Some were concerned that if this happened, health professionals would be unable or unwilling to pay for their own CEUs.  The total income for 2011 CME appears to be in line with prior years (especially given a methodology change adopted in 2011).  While the number of physicians participating in CME was down slightly, that decline is consistent with a multi-year downward trend; the number of non-physician participants in CME is slightly up.  Finally, as noted by Pharmalot, “other income, which includes registration fees paid by participants, rose 4.4 percent [in 2011] to nearly $1.2 billion.”  While more than one year of experience will give a better picture, it seems fair to conclude so far that physicians are indeed willing to underwrite their own CME.

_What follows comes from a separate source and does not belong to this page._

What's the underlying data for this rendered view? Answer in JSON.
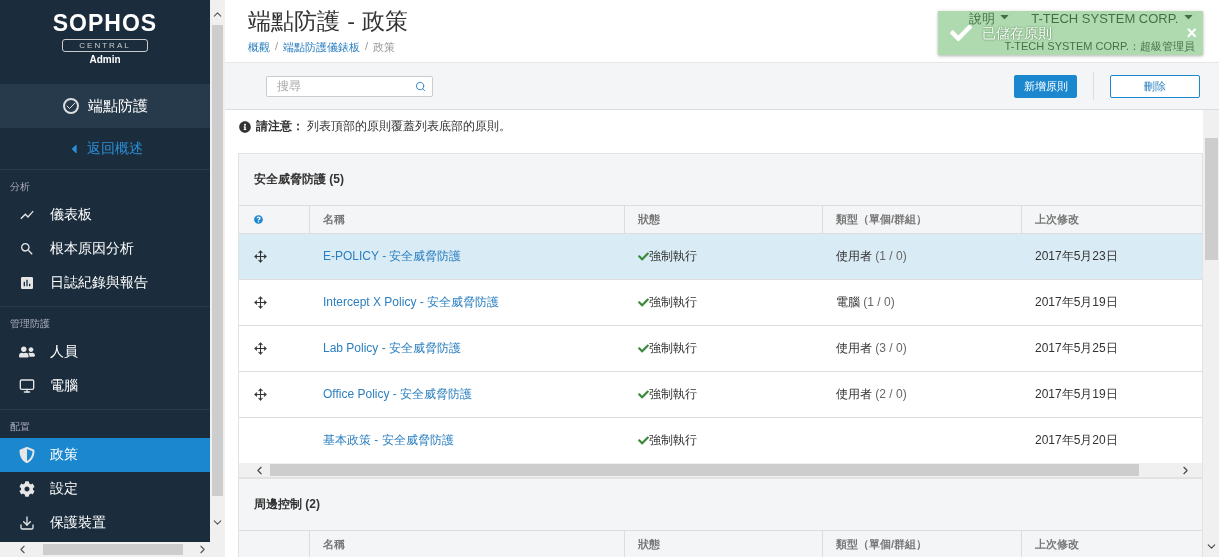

Most important to remember, however, is that the funding issue was merely a surrogate for the question of whether CME is biased either substantively or in subject matter coverage.  I don’t think we really knew the answer yesterday, any more than the ACCME report enlightens us about what the answer is today.  An annual report about CME in which I and others would really be interested would look at whether the subject matter of conferences has changed — are things being covered that weren’t before.  Is comparative cost-effectiveness being addressed in presentations that address alternative treatments?  Are real responses to racial health disparities being discussed?  Is education being delivered to audiences comprised of interdisciplinary healthcare teams rather than the homogenous audiences found at many academy and similar meetings?  Is CME delivery itself being studied to determine what learning methodologies are most effective?  In short, if we can conclude that industry is listening to its critics by redirecting its funding, can we also infer that changes are occurring in response to other critiques of CME, such as those posed by the IOM report entitled “Redesigning Continuing Education in the Health Professions” and Seton Hall Law’s Whitepaper entitled “Drug and Device Promotion: Charting a Course for Reform?”

Presumably, it is a good thing to have less industry funding of CME — although we only see the change in the United States, not elsewhere . But it doesn’t get to the heart of the matter, which is the need for significant reform of CME generally.  That’s the report I want to read.